This film was previously reviewed in October 2021 as part of London Film Festival.

The glinting silver off the Titanic Quarters, the sweeping green of Cave Hill, the bouncing yellow of the Harland & Wolff cranes steadily roll onto the screen, like a high budget Northern Irish tourist board ad. Suddenly we are confronted with a black and white 1969. In some ways, it’s an audacious storytelling move, switching from the colourful, quiet and observational to the stark, loud perspective of a young boy. And yet it is what we have come to expect from the brash tone and unwieldy earnestness of Kenneth Branagh’s filmography. 

Belfast is a deeply personal story, clearly traced from the shadows of Branagh’s own childhood.
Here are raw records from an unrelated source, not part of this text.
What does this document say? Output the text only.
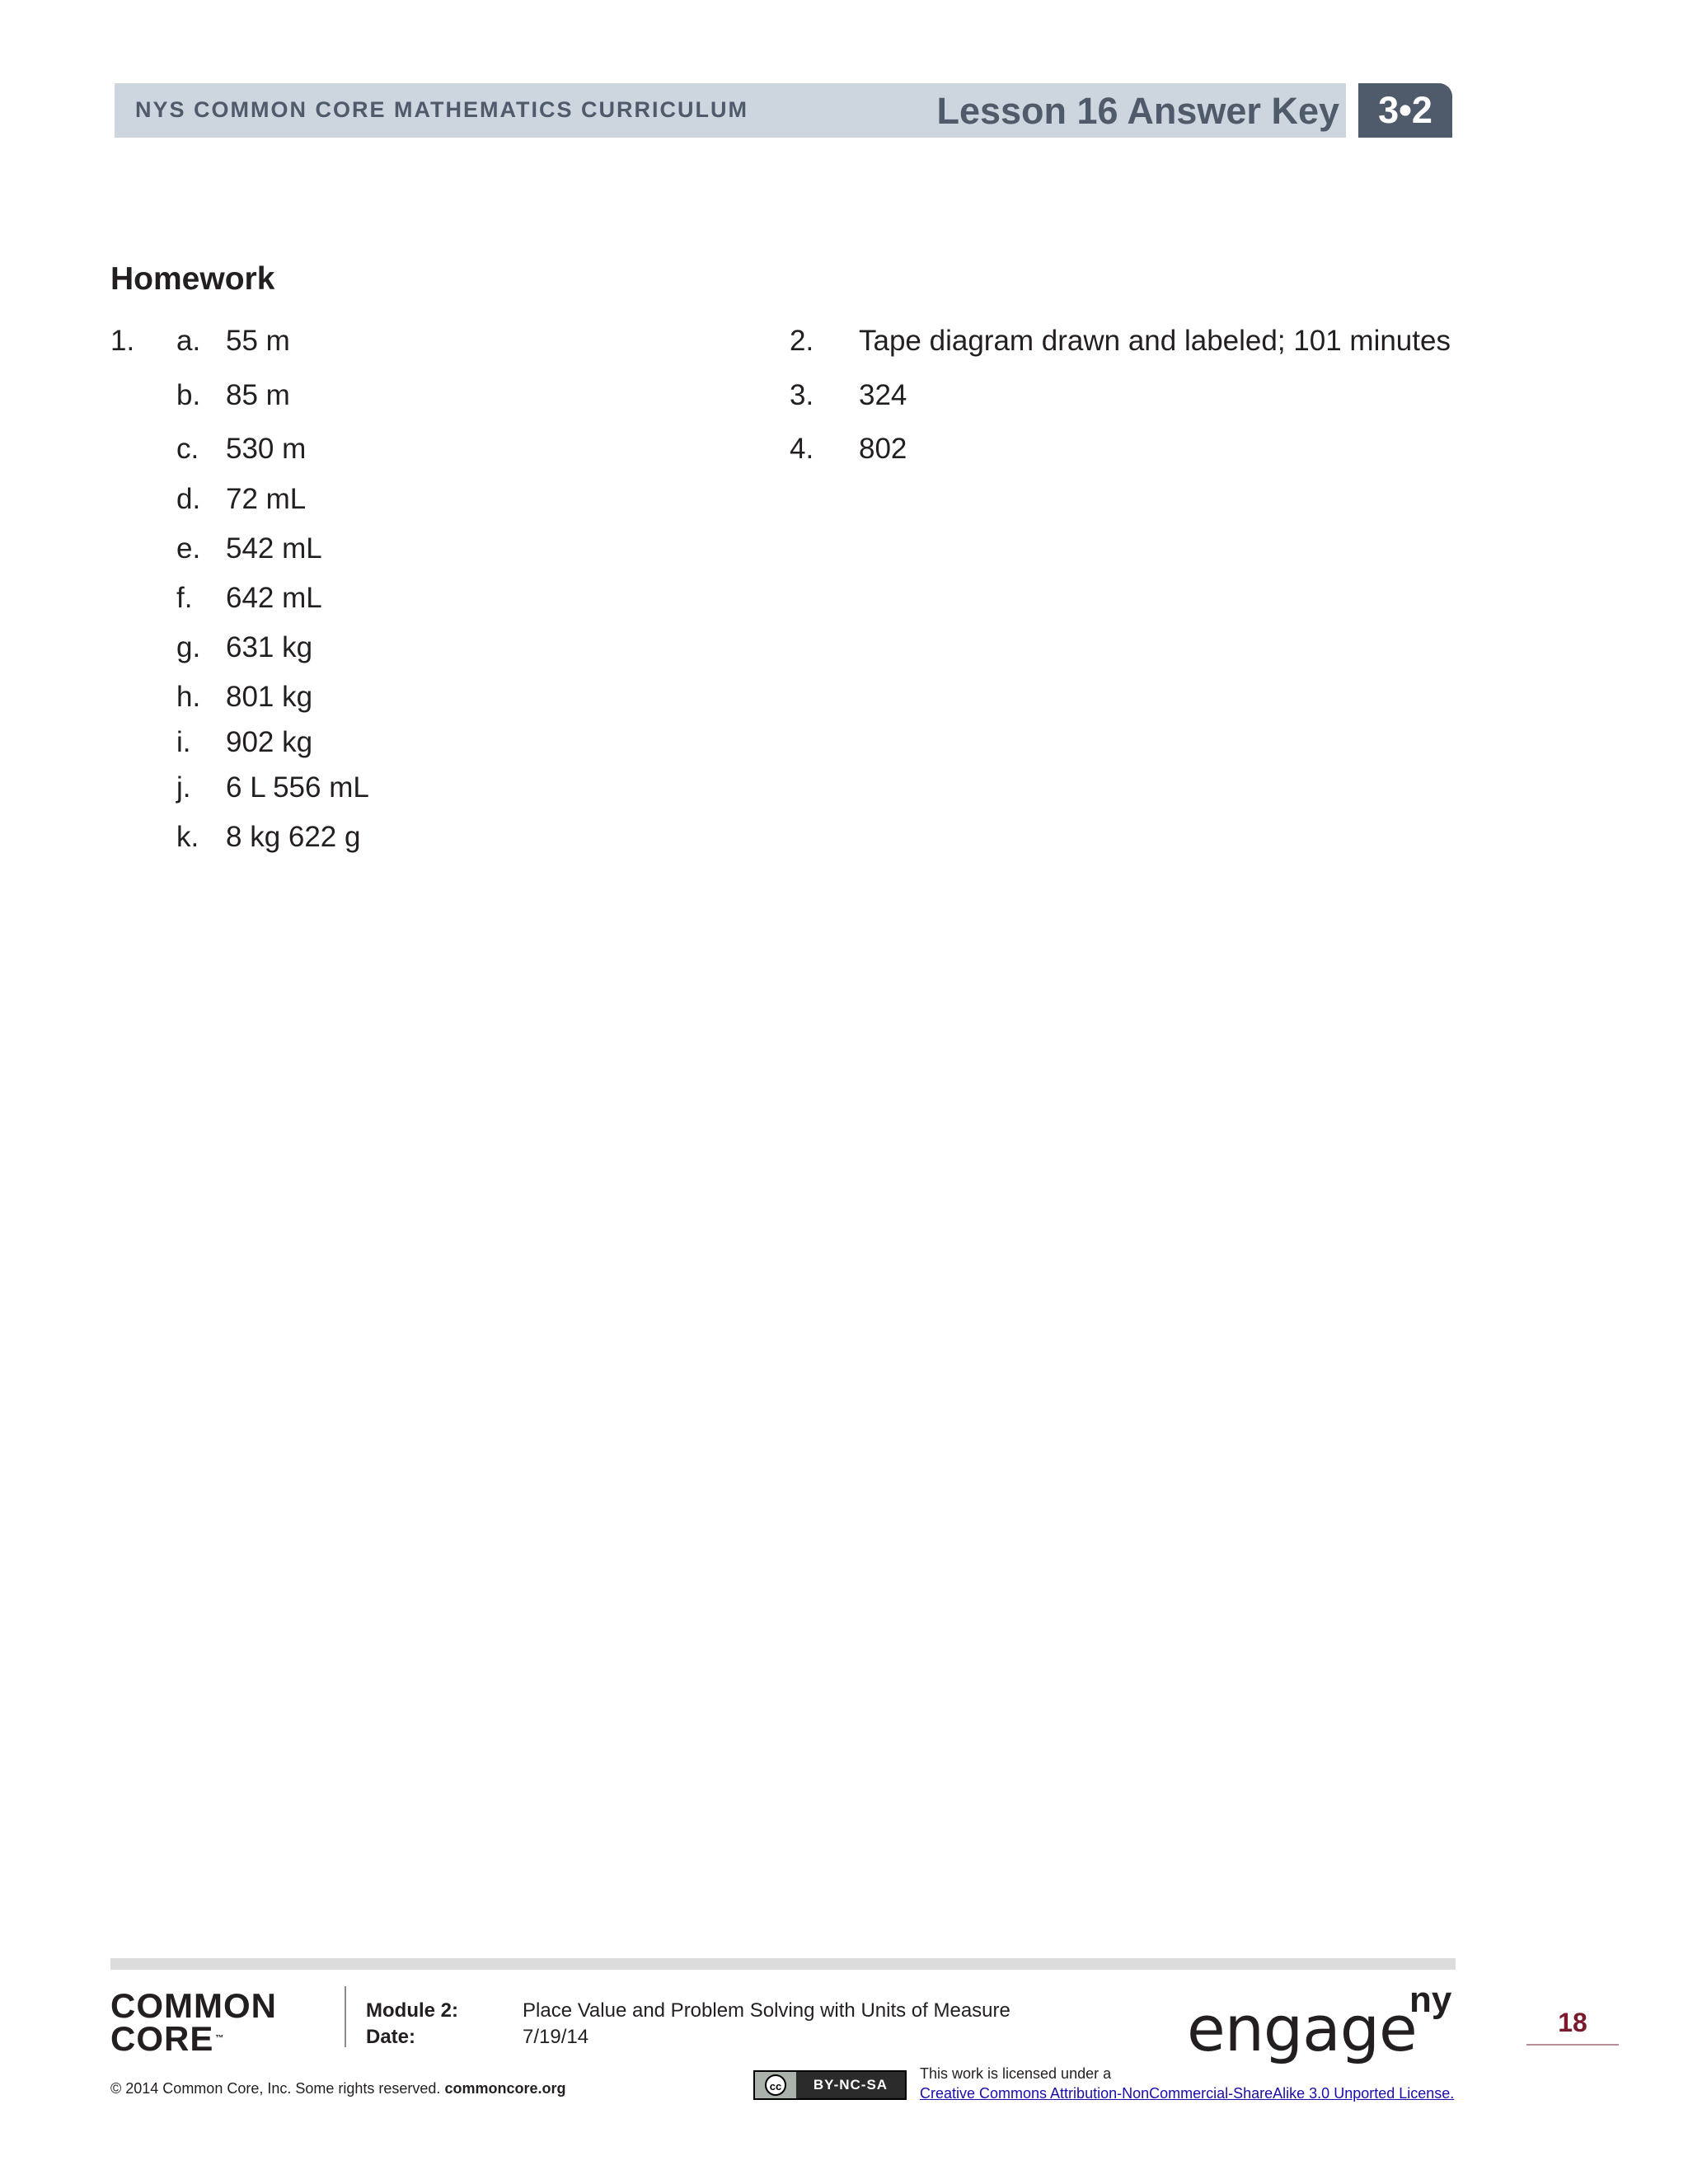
NYS COMMON CORE MATHEMATICS CURRICULUM	Lesson 16 Answer Key	3•2
Homework
1. a. 55 m
b. 85 m
c. 530 m
d. 72 mL
e. 542 mL
f. 642 mL
g. 631 kg
h. 801 kg
i. 902 kg
j. 6 L 556 mL
k. 8 kg 622 g
2. Tape diagram drawn and labeled; 101 minutes
3. 324
4. 802
COMMON
CORE ™
Module 2:	Place Value and Problem Solving with Units of Measure
Date:	7/19/14	engage
ny
18
© 2014 Common Core, Inc. Some rights reserved. commoncore.org	cc	BY-NC-SA
This work is licensed under a
Creative Commons Attribution-NonCommercial-ShareAlike 3.0 Unported License.
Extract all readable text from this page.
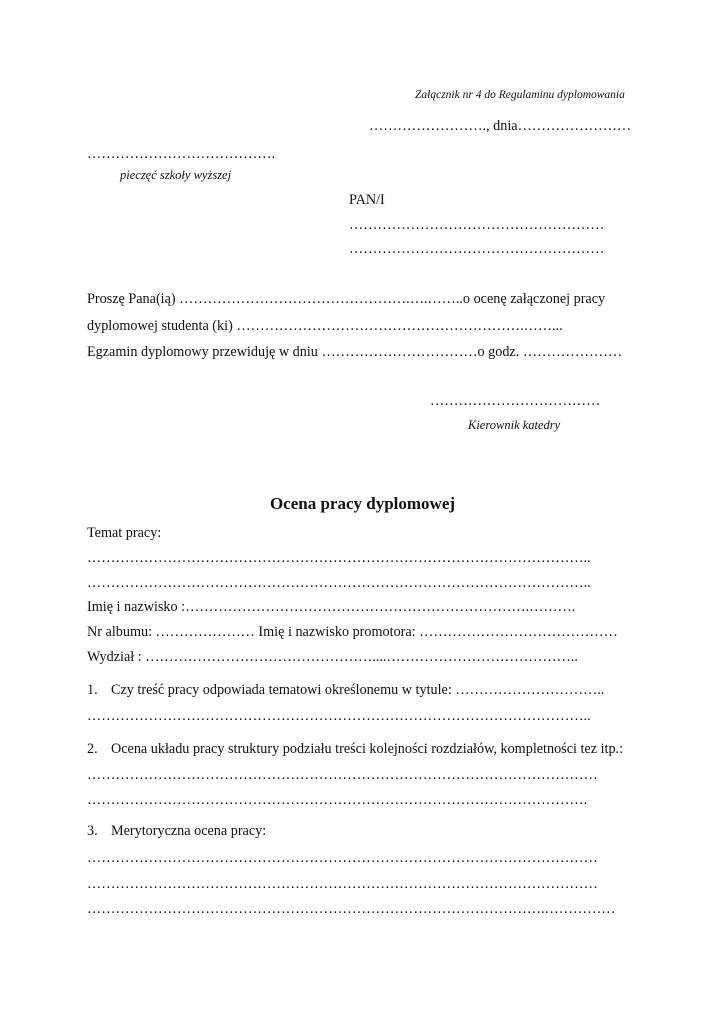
Załącznik nr 4 do Regulaminu dyplomowania
……………………., dnia……………………
………………………………….
pieczęć szkoły wyższej
PAN/I
………………………………………………
………………………………………………
Proszę Pana(ią) ………………………………………….….……..o ocenę załączonej pracy
dyplomowej studenta (ki) …………………………………………………….……...
Egzamin dyplomowy przewiduję w dniu ……………………………o godz. …………………
………………………………
Kierownik katedry
Ocena pracy dyplomowej
Temat pracy:
……………………………………………………………………………………………..
……………………………………………………………………………………………..
Imię i nazwisko :……………………………………………………………….……….
Nr albumu: ………………… Imię i nazwisko promotora: ……………………………………
Wydział : …………………………………………....…………………………………..
1. Czy treść pracy odpowiada tematowi określonemu w tytule: …………………………..
……………………………………………………………………………………………..
2. Ocena układu pracy struktury podziału treści kolejności rozdziałów, kompletności tez itp.:
………………………………………………………………………………………………
…………………………………………………………………………………………….
3. Merytoryczna ocena pracy:
………………………………………………………………………………………………
………………………………………………………………………………………………
…………………………………………………………………………………….……………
Everything feels sweeping and dramatic, big in the way the world can feel when you are constantly peering up. Unfortunately, this wide-eyed childishness means painting the finest nuances in this long civil war with broad strokes. Even the vernacular feels flat and performative, designed to be heard by an English audience rather than understood by a Northern Irish one. 

Caitriona Balfe shines with a winning sincerity while Jamie Dornan is tasked with the unenviable task of being the comparably staunch sounding board for the hoard of child actors. Indeed, every adult is reserved in light of the frequently over-directed Jude Hill. 

Living in Belfast in the 60’s meant that identity, family, heritage and politics were unforgivingly enmeshed, bolted together. Belfast only succeeds as a depoliticised family drama, an insular look at familiar dynamics. In its best moments it embraces the security and pain found in intergenerational love, with Judi Dench and Ciarán Hinds playing the archetypal curmudgeonly Irish grandparents. 

If Belfast were a film about any other time or any other place, its sweetness could be enough to buoy this exercise in cinematic remembering, unfortunately it flattens this moment in history into a directorial nostalgia trip.

RATING: 2/5


INFORMATION

CAST: Jamie Dornan, Caitriona Balfe, Judi Dench, Ciarán Hinds, Jude Hill

DIRECTOR: Kenneth Branagh

WRITER: Kenneth Branagh

SYNOPSIS: A young boy grows up in a politically turbulent 1960’s Belfast.